PyMuPDF efficiently extracts text from the downloaded PDF:

def extract_text_from_pdf(pdf_path):
"""Extracts text from a PDF file using PyMuPDF."""
doc = fitz.open(pdf_path)
text = "\n".join([page.get_text("text") for page in doc])
return text

Step 5 : Text Chunking with LangChain

We use LangChain’s RecursiveCharacterTextSplitter to break the text into manageable chunks:

"""Process text in chunks optimized for Gemma 3's 128K context window with full parallelism and retry logic."""
token_estimate = len(text) // 4

# Use larger chunks since Gemma 3 can handle 128K tokens
chunk_size = 10000 * 4 # Approximately 40K tokens per chunk
chunk_overlap = 100 # Larger overlap to maintain context

splitter = RecursiveCharacterTextSplitter(
chunk_size=chunk_size,
chunk_overlap=chunk_overlap,
separators=["\n\n", "\n", ". ", " ", ""]
)
chunks = splitter.split_text(text)

Step 6 : Gemma 3 LLM Integration with Ollama

We will use async HTTP requests to communicate with Ollama running Gemma 3 where each Chunk is Summarized and merged

async def summarize_chunk_wrapper(chunk, chunk_id, total_chunks):
"""Asynchronous wrapper for summarizing a single chunk using Ollama."""
# Prepare messages for the LLM
messages = [
{"role": "system", "content": "Extract only technical details. No citations or references."},
{"role": "user", "content": f"Extract technical content: {chunk}"}
]

# Create payload for Ollama API
payload = {
"model": "gemma3:27b-16k",
"messages": messages,
"stream": False
}

# Make async HTTP request
async with httpx.AsyncClient(timeout=3600) as client:
response = await client.post(
"http://localhost:11434/api/chat",
json=payload,
timeout=httpx.Timeout(connect=60, read=9
00, write=60, pool=60)
)

response_data = response.json()
summary = response_data['message']['content']

return summary

Step 7 : Finally Summary Generation using Gemma 3

After processing individual chunks, we generate a final comprehensive summary:

# Create final summary with system message
final_messages = [
{
"role": "system",
"content": "You are a technical documentation writer.
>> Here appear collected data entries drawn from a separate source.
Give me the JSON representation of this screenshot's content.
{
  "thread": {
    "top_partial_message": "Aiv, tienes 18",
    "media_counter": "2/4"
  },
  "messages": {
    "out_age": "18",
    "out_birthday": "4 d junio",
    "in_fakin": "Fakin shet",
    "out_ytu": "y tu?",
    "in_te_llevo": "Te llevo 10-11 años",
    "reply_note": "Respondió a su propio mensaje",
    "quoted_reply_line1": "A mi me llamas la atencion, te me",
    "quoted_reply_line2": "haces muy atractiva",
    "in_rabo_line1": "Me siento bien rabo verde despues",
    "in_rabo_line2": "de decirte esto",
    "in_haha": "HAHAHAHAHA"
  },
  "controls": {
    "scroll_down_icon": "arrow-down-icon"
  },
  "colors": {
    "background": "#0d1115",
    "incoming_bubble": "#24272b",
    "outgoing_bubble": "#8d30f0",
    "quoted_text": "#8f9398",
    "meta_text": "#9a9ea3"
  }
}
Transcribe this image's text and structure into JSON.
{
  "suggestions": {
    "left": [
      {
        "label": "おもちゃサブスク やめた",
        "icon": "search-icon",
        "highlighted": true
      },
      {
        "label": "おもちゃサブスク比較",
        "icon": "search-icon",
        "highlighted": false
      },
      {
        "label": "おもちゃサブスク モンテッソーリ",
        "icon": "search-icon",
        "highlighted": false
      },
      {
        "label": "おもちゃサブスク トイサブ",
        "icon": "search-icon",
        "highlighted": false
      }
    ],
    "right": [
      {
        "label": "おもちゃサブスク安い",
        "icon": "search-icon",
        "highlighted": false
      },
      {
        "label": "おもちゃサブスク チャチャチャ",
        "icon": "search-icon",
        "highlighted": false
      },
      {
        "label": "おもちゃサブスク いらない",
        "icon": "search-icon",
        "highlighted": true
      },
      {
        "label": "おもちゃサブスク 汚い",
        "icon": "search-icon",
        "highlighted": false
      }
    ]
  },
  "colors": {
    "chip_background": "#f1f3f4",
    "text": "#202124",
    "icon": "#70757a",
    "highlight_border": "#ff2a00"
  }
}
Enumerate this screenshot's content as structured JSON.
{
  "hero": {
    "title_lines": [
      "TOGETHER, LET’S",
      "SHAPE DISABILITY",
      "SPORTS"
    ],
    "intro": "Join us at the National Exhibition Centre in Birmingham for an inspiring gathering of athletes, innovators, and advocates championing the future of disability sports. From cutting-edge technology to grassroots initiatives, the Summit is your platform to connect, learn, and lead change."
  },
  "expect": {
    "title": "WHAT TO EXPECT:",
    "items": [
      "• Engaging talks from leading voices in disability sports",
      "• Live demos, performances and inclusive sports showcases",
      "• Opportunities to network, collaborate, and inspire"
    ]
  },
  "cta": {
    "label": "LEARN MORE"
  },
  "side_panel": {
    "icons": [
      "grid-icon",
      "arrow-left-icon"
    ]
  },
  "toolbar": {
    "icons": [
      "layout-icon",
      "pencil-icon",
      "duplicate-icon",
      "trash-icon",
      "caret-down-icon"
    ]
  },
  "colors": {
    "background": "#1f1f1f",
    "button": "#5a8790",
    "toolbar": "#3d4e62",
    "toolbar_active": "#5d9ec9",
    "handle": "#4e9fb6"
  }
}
Focus ONLY on technical details, implementations, and results."
},
{
"role": "user",
"content": f"""Create a comprehensive technical document focusing ONLY on the implementation and results.
Structure the content into these sections:

1. System Architecture
2. Technical Implementation
3. Infrastructure & Setup
4. Performance Analysis
5. Optimization Techniques

Content to organize:
{combined_chunk_summaries}
"""
}
]

# Use async http client for the final summary with retry logic
async with httpx.AsyncClient() as client:
response = await client.post(
"http://localhost:11434/api/chat",
json=payload,
timeout=httpx.Timeout(connect=60, read=3600, write=60, pool=60)
)

final_response = response.json()

Step 8: Running the FastAPI & Streamlit UI Server

Finally, We run the FastAPI(Backend) and StreamlitUI(Frontend) Server

if __name__ == "__main__":
import uvicorn
logger.info("Starting FastAPI server on http://localhost:8000")
uvicorn.run(app, host="0.0.0.0", port=8000, log_level="info")

Step 9 : Final Demo

When user enters URL any research paper , will display cohesive summary without losing context based on our prompt summary instruction

User input Arxiv URL https://arxiv.org/pdf/2312.10997

From Backend Logs (FastAPI)

From Frontend (SteamlitUI)

From Ollama Serve logs using Gemma3 LLM

GitHub Repository

You can find the complete source code on GitHub pdf_summarizer

Conclusion

This implementation provides a robust, efficient pipeline for summarizing ArXiv research papers using Google’s Gemma 3 LLM running locally with Ollama ensures optimal performance even with large documents.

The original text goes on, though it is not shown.